To fund the wall project, Trump’s 2018 fiscal budget has drastically cut certain programs. The Environmental Protection Agency will see a budget cut of 31 percent as well as the end of many of its climate change programs. The State Department will lose 28 percent. The Department of Agriculture, the Department of Labor and the Department of Justice will all lose 21 percent individually. According to CNN, “the Trump administration will prioritize defense spending over diplomacy and foreign aid.”
However, his proposed cuts give us a good idea of what the next four years will look like — more spending on defense and anti-immigration efforts, less on low-income and vulnerable Americans.

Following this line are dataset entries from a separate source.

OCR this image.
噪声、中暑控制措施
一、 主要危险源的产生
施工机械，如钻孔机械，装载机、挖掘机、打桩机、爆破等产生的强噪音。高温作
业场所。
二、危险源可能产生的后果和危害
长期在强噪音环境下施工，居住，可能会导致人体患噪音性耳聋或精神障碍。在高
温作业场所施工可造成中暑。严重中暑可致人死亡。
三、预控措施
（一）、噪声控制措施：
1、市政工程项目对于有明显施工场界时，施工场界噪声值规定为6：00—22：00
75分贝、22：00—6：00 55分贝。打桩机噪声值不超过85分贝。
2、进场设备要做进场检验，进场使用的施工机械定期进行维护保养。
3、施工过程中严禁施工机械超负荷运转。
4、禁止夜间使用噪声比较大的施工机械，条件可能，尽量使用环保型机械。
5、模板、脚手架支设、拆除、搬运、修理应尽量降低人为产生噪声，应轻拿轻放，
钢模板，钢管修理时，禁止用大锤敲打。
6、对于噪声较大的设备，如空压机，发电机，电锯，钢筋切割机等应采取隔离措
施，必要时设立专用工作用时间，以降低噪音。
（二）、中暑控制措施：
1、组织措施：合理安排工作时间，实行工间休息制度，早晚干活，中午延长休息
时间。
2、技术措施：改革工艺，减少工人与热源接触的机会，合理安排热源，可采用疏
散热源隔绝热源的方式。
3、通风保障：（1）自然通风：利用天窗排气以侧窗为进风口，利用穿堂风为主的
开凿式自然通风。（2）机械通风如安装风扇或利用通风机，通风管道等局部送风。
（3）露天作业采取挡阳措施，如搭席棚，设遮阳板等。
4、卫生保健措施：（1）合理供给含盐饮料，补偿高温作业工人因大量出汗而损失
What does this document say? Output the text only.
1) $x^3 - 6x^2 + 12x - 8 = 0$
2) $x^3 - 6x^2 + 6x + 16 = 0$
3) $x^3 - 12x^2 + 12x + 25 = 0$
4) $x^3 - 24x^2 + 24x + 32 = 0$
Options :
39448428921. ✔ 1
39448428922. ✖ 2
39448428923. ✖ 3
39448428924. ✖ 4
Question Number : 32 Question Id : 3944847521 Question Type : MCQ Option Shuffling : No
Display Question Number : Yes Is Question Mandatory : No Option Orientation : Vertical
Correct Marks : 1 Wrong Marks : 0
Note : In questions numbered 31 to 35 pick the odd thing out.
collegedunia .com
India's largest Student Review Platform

Granted, Trump’s budget only covers a small amount of federal spending and showcases only a bare-bones skeleton of the real fiscal plan for 2018. But in his hunt for funding, Trump has cut out vital resources for elderly citizens and after-school programs for young students. Meal on Wheels, the longest running program of the Community Development Block Grant program, which operates under the Department of Housing and Urban Development, will suffer from this new “America First” approach. Fortune reports that Meals on Wheels “served over 219 million meals to 2.4 million homebound senior citizens in 2016.” With Trump’s budget, most of those 2.4 million people will go hungry.
This news comes after Mick Mulvaney, director of Donald Trump’s office of budget management, told reporters that meals in school for young, low-income students “don’t work” in the way they are supposed to. This means the Trump administration does not see any link between feeding hungry students and better academic performance. In our country, 1 in 5 children don’t eat regular meals without in-school food programs. Since when does America needs an incentive to feed hungry children? Will we also require incentive to feed our elderly?
Is it trivial for us to demand that Trump give this more attention? No, it is not. We cannot sit on the knowledge that there were programs once available to keep our neighbors alive and we let them fall away. In light of Trump’s 2018 fiscal budget, we must turn a critical eye to who the budget cuts will affect. We need a president who puts all Americans first, not just some of us.